Ces éléments rendent sérieusement contestable l’obligation de l’employeur de payer la contrepartie financière dans la mesure où l’examen de cette demande appelle nécessairement une appréciation sur l’existence des droits invoqués.
En l’absence par ailleurs de trouble manifestement illicite, puisque l’existence d’actes de concurrence par la salariée n’est pas exclue de façon évidente, l’examen de la demande ne relève pas des pouvoirs du juge des référés. Il n’y a donc pas lieu à référé.
L’ordonnance déférée sera en conséquence infirmée en toutes ses dispositions.
Sur la demande de remboursement des sommes versées au titre de l’exécution provisoire
La demande de remboursement des sommes versées par l’employeur au titre de l’exécution provisoire de l’ordonnance attaquée est sans objet, dès lors que l’infirmation de cette décision vaut titre exécutoire pour la restitution des sommes versées.
Sur les dépens et les frais irrépétibles
Mme X supportera les dépens en application des dispositions de l’article 696 du code de procédure civile.
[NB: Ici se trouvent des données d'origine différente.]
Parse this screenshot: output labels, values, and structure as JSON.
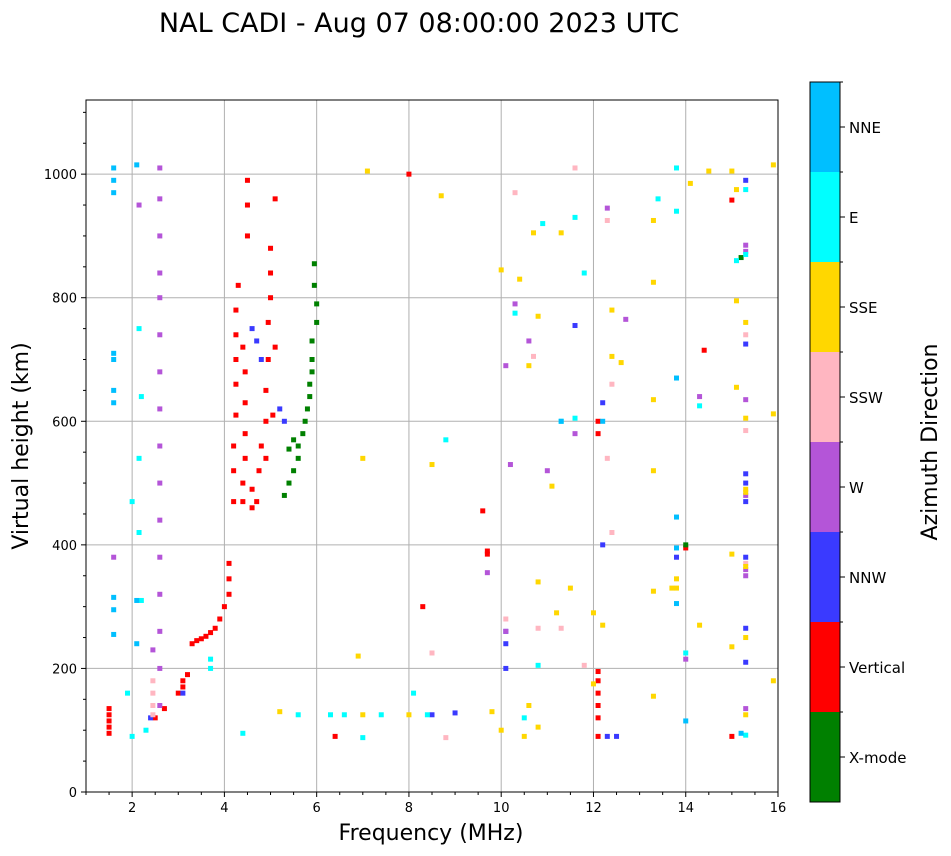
{
  "chart_data": {
    "type": "scatter",
    "title": "NAL CADI - Aug 07 08:00:00 2023 UTC",
    "xlabel": "Frequency (MHz)",
    "ylabel": "Virtual height (km)",
    "xlim": [
      1,
      16
    ],
    "ylim": [
      0,
      1120
    ],
    "xticks": [
      2,
      4,
      6,
      8,
      10,
      12,
      14,
      16
    ],
    "yticks": [
      0,
      200,
      400,
      600,
      800,
      1000
    ],
    "grid": true,
    "colorbar": {
      "label": "Azimuth Direction",
      "categories": [
        {
          "name": "X-mode",
          "color": "#008000"
        },
        {
          "name": "Vertical",
          "color": "#ff0000"
        },
        {
          "name": "NNW",
          "color": "#3a3aff"
        },
        {
          "name": "W",
          "color": "#b455d8"
        },
        {
          "name": "SSW",
          "color": "#ffb6c1"
        },
        {
          "name": "SSE",
          "color": "#ffd700"
        },
        {
          "name": "E",
          "color": "#00ffff"
        },
        {
          "name": "NNE",
          "color": "#00bfff"
        }
      ]
    },
    "series": [
      {
        "name": "Vertical",
        "points": [
          [
            1.5,
            95
          ],
          [
            1.5,
            105
          ],
          [
            1.5,
            115
          ],
          [
            1.5,
            125
          ],
          [
            1.5,
            135
          ],
          [
            2.5,
            120
          ],
          [
            2.7,
            135
          ],
          [
            3.0,
            160
          ],
          [
            3.1,
            170
          ],
          [
            3.1,
            180
          ],
          [
            3.2,
            190
          ],
          [
            3.3,
            240
          ],
          [
            3.4,
            245
          ],
          [
            3.5,
            248
          ],
          [
            3.6,
            252
          ],
          [
            3.7,
            258
          ],
          [
            3.8,
            265
          ],
          [
            3.9,
            280
          ],
          [
            4.0,
            300
          ],
          [
            4.1,
            320
          ],
          [
            4.1,
            345
          ],
          [
            4.1,
            370
          ],
          [
            4.2,
            470
          ],
          [
            4.2,
            520
          ],
          [
            4.2,
            560
          ],
          [
            4.25,
            610
          ],
          [
            4.25,
            660
          ],
          [
            4.25,
            700
          ],
          [
            4.25,
            740
          ],
          [
            4.25,
            780
          ],
          [
            4.3,
            820
          ],
          [
            4.4,
            470
          ],
          [
            4.4,
            500
          ],
          [
            4.45,
            540
          ],
          [
            4.45,
            580
          ],
          [
            4.45,
            630
          ],
          [
            4.45,
            680
          ],
          [
            4.4,
            720
          ],
          [
            4.5,
            900
          ],
          [
            4.5,
            950
          ],
          [
            4.5,
            990
          ],
          [
            4.6,
            460
          ],
          [
            4.6,
            490
          ],
          [
            4.7,
            470
          ],
          [
            4.75,
            520
          ],
          [
            4.8,
            560
          ],
          [
            4.9,
            540
          ],
          [
            4.9,
            600
          ],
          [
            4.9,
            650
          ],
          [
            4.95,
            700
          ],
          [
            4.95,
            760
          ],
          [
            5.0,
            800
          ],
          [
            5.0,
            840
          ],
          [
            5.0,
            880
          ],
          [
            5.1,
            720
          ],
          [
            5.05,
            610
          ],
          [
            5.1,
            960
          ],
          [
            9.6,
            455
          ],
          [
            9.7,
            385
          ],
          [
            9.7,
            390
          ],
          [
            8.3,
            300
          ],
          [
            8.0,
            1000
          ],
          [
            6.4,
            90
          ],
          [
            12.1,
            580
          ],
          [
            12.1,
            600
          ],
          [
            12.1,
            120
          ],
          [
            12.1,
            140
          ],
          [
            12.1,
            160
          ],
          [
            12.1,
            180
          ],
          [
            12.1,
            195
          ],
          [
            12.1,
            90
          ],
          [
            14.0,
            395
          ],
          [
            15.0,
            958
          ],
          [
            15.0,
            90
          ],
          [
            14.4,
            715
          ]
        ]
      },
      {
        "name": "X-mode",
        "points": [
          [
            5.3,
            480
          ],
          [
            5.4,
            500
          ],
          [
            5.5,
            520
          ],
          [
            5.6,
            540
          ],
          [
            5.6,
            560
          ],
          [
            5.7,
            580
          ],
          [
            5.75,
            600
          ],
          [
            5.8,
            620
          ],
          [
            5.85,
            640
          ],
          [
            5.85,
            660
          ],
          [
            5.9,
            680
          ],
          [
            5.9,
            700
          ],
          [
            5.9,
            730
          ],
          [
            6.0,
            760
          ],
          [
            6.0,
            790
          ],
          [
            5.95,
            820
          ],
          [
            5.95,
            855
          ],
          [
            5.5,
            570
          ],
          [
            5.4,
            555
          ],
          [
            14.0,
            400
          ],
          [
            15.2,
            865
          ]
        ]
      },
      {
        "name": "NNW",
        "points": [
          [
            4.6,
            750
          ],
          [
            4.7,
            730
          ],
          [
            4.8,
            700
          ],
          [
            5.2,
            620
          ],
          [
            5.3,
            600
          ],
          [
            3.1,
            160
          ],
          [
            2.4,
            120
          ],
          [
            9.0,
            128
          ],
          [
            8.5,
            125
          ],
          [
            12.5,
            90
          ],
          [
            12.3,
            90
          ],
          [
            15.3,
            990
          ],
          [
            15.3,
            725
          ],
          [
            15.3,
            515
          ],
          [
            15.3,
            500
          ],
          [
            15.3,
            470
          ],
          [
            15.3,
            380
          ],
          [
            15.3,
            265
          ],
          [
            15.3,
            210
          ],
          [
            13.8,
            380
          ],
          [
            11.6,
            755
          ],
          [
            12.2,
            630
          ],
          [
            10.1,
            260
          ],
          [
            10.1,
            240
          ],
          [
            10.1,
            200
          ],
          [
            12.2,
            400
          ]
        ]
      },
      {
        "name": "W",
        "points": [
          [
            2.6,
            1010
          ],
          [
            2.6,
            960
          ],
          [
            2.6,
            900
          ],
          [
            2.6,
            840
          ],
          [
            2.6,
            800
          ],
          [
            2.6,
            740
          ],
          [
            2.6,
            680
          ],
          [
            2.6,
            620
          ],
          [
            2.6,
            560
          ],
          [
            2.6,
            500
          ],
          [
            2.6,
            440
          ],
          [
            2.6,
            380
          ],
          [
            2.6,
            320
          ],
          [
            2.6,
            260
          ],
          [
            2.6,
            200
          ],
          [
            2.6,
            140
          ],
          [
            2.45,
            230
          ],
          [
            1.6,
            380
          ],
          [
            2.15,
            950
          ],
          [
            15.3,
            885
          ],
          [
            15.3,
            875
          ],
          [
            15.3,
            635
          ],
          [
            15.3,
            480
          ],
          [
            15.3,
            360
          ],
          [
            15.3,
            350
          ],
          [
            15.3,
            135
          ],
          [
            12.7,
            765
          ],
          [
            12.3,
            945
          ],
          [
            10.3,
            790
          ],
          [
            10.6,
            730
          ],
          [
            10.1,
            690
          ],
          [
            11.6,
            580
          ],
          [
            10.2,
            530
          ],
          [
            11.0,
            520
          ],
          [
            10.1,
            260
          ],
          [
            9.7,
            355
          ],
          [
            14.3,
            640
          ],
          [
            14.0,
            215
          ]
        ]
      },
      {
        "name": "SSW",
        "points": [
          [
            2.45,
            180
          ],
          [
            2.45,
            160
          ],
          [
            2.45,
            140
          ],
          [
            2.45,
            125
          ],
          [
            15.3,
            740
          ],
          [
            15.3,
            585
          ],
          [
            15.3,
            370
          ],
          [
            12.3,
            925
          ],
          [
            11.6,
            1010
          ],
          [
            10.3,
            970
          ],
          [
            10.7,
            705
          ],
          [
            12.4,
            660
          ],
          [
            12.3,
            540
          ],
          [
            12.4,
            420
          ],
          [
            10.1,
            280
          ],
          [
            8.5,
            225
          ],
          [
            8.8,
            88
          ],
          [
            10.8,
            265
          ],
          [
            11.3,
            265
          ],
          [
            11.8,
            205
          ]
        ]
      },
      {
        "name": "SSE",
        "points": [
          [
            15.0,
            1005
          ],
          [
            15.1,
            975
          ],
          [
            15.1,
            795
          ],
          [
            15.3,
            760
          ],
          [
            15.1,
            655
          ],
          [
            15.3,
            605
          ],
          [
            15.3,
            490
          ],
          [
            15.3,
            485
          ],
          [
            15.3,
            365
          ],
          [
            15.0,
            385
          ],
          [
            15.3,
            250
          ],
          [
            15.0,
            235
          ],
          [
            15.3,
            125
          ],
          [
            14.5,
            1005
          ],
          [
            14.1,
            985
          ],
          [
            13.3,
            925
          ],
          [
            13.3,
            825
          ],
          [
            12.4,
            780
          ],
          [
            12.4,
            705
          ],
          [
            12.6,
            695
          ],
          [
            13.3,
            635
          ],
          [
            13.3,
            520
          ],
          [
            13.8,
            345
          ],
          [
            13.8,
            330
          ],
          [
            14.3,
            270
          ],
          [
            13.3,
            155
          ],
          [
            13.3,
            325
          ],
          [
            12.2,
            270
          ],
          [
            12.0,
            175
          ],
          [
            12.0,
            290
          ],
          [
            11.3,
            905
          ],
          [
            10.7,
            905
          ],
          [
            10.4,
            830
          ],
          [
            10.0,
            845
          ],
          [
            8.7,
            965
          ],
          [
            8.5,
            530
          ],
          [
            10.8,
            770
          ],
          [
            10.8,
            340
          ],
          [
            10.6,
            140
          ],
          [
            10.5,
            90
          ],
          [
            9.8,
            130
          ],
          [
            10.0,
            100
          ],
          [
            7.1,
            1005
          ],
          [
            7.0,
            540
          ],
          [
            6.9,
            220
          ],
          [
            5.2,
            130
          ],
          [
            7.0,
            125
          ],
          [
            8.0,
            125
          ],
          [
            10.6,
            690
          ],
          [
            11.1,
            495
          ],
          [
            11.5,
            330
          ],
          [
            11.2,
            290
          ],
          [
            10.8,
            105
          ],
          [
            13.7,
            330
          ],
          [
            15.9,
            180
          ],
          [
            15.9,
            1015
          ],
          [
            15.9,
            612
          ]
        ]
      },
      {
        "name": "E",
        "points": [
          [
            2.0,
            470
          ],
          [
            2.15,
            750
          ],
          [
            2.2,
            640
          ],
          [
            2.15,
            540
          ],
          [
            2.15,
            420
          ],
          [
            2.2,
            310
          ],
          [
            2.3,
            100
          ],
          [
            2.0,
            90
          ],
          [
            1.9,
            160
          ],
          [
            3.7,
            215
          ],
          [
            3.7,
            200
          ],
          [
            4.4,
            95
          ],
          [
            5.6,
            125
          ],
          [
            6.3,
            125
          ],
          [
            6.6,
            125
          ],
          [
            7.0,
            88
          ],
          [
            7.4,
            125
          ],
          [
            8.8,
            570
          ],
          [
            8.1,
            160
          ],
          [
            8.4,
            125
          ],
          [
            10.5,
            120
          ],
          [
            10.8,
            205
          ],
          [
            10.9,
            920
          ],
          [
            11.3,
            600
          ],
          [
            11.6,
            605
          ],
          [
            11.6,
            930
          ],
          [
            13.4,
            960
          ],
          [
            13.8,
            940
          ],
          [
            13.8,
            1010
          ],
          [
            15.3,
            975
          ],
          [
            15.3,
            870
          ],
          [
            15.1,
            860
          ],
          [
            15.3,
            92
          ],
          [
            14.0,
            225
          ],
          [
            14.3,
            625
          ],
          [
            10.3,
            775
          ],
          [
            11.8,
            840
          ]
        ]
      },
      {
        "name": "NNE",
        "points": [
          [
            1.6,
            1010
          ],
          [
            1.6,
            990
          ],
          [
            1.6,
            970
          ],
          [
            1.6,
            710
          ],
          [
            1.6,
            700
          ],
          [
            1.6,
            650
          ],
          [
            1.6,
            630
          ],
          [
            1.6,
            315
          ],
          [
            1.6,
            295
          ],
          [
            1.6,
            255
          ],
          [
            2.1,
            1015
          ],
          [
            2.1,
            310
          ],
          [
            2.1,
            240
          ],
          [
            13.8,
            670
          ],
          [
            13.8,
            445
          ],
          [
            13.8,
            395
          ],
          [
            13.8,
            305
          ],
          [
            14.0,
            115
          ],
          [
            15.2,
            95
          ],
          [
            12.2,
            600
          ],
          [
            11.3,
            600
          ]
        ]
      }
    ]
  }
}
Conformément à sa demande, la distraction des dépens sera ordonnée au profit de Me E F G en application des dispositions de l’article 699 du même code.
Elle sera en outre condamnée à payer à la SAS Universal Medica, en cause d’appel, une indemnité sur le fondement des dispositions de l’article 700 du code de procédure civile, que l’équité et la situation économique respective des parties conduisent à arbitrer à la somme de 1 000 euros.
L’intimée sera déboutée de sa demande présentée sur le même fondement.
PAR CES MOTIFS,
La Cour, statuant publiquement, contradictoirement et en dernier ressort :
INFIRME en toutes ses dispositions l’ordonnance rendue par le conseil des prud’hommes de Boulogne-Billancourt le 5 juillet 2019 ;
Statuant à nouveau et y ajoutant,
DIT n’y avoir lieu à référé ;
CONDAMNE Mme Z X à payer à la SAS Universal Medica une somme de 1 000 euros en application des dispositions de l’article 700 du code de procédure civile ;
DÉBOUTE Mme Z X de sa demande présentée en application des dispositions de l’article 700 du code de procédure civile ;
CONDAMNE Mme Z X au paiement des entiers dépens, dont distraction au profit de Me E F G ;
Arrêt prononcé publiquement par mise à disposition au greffe de la cour, les parties en ayant été préalablement avisées dans les conditions prévues au deuxième alinéa de l’article 450 du code de procédure civile, et signé par Madame Isabelle VENDRYES, Président, et par Monsieur Nicolas CAMBOLAS, Greffier, auquel la minute de la décision a été remise par le magistrat signataire.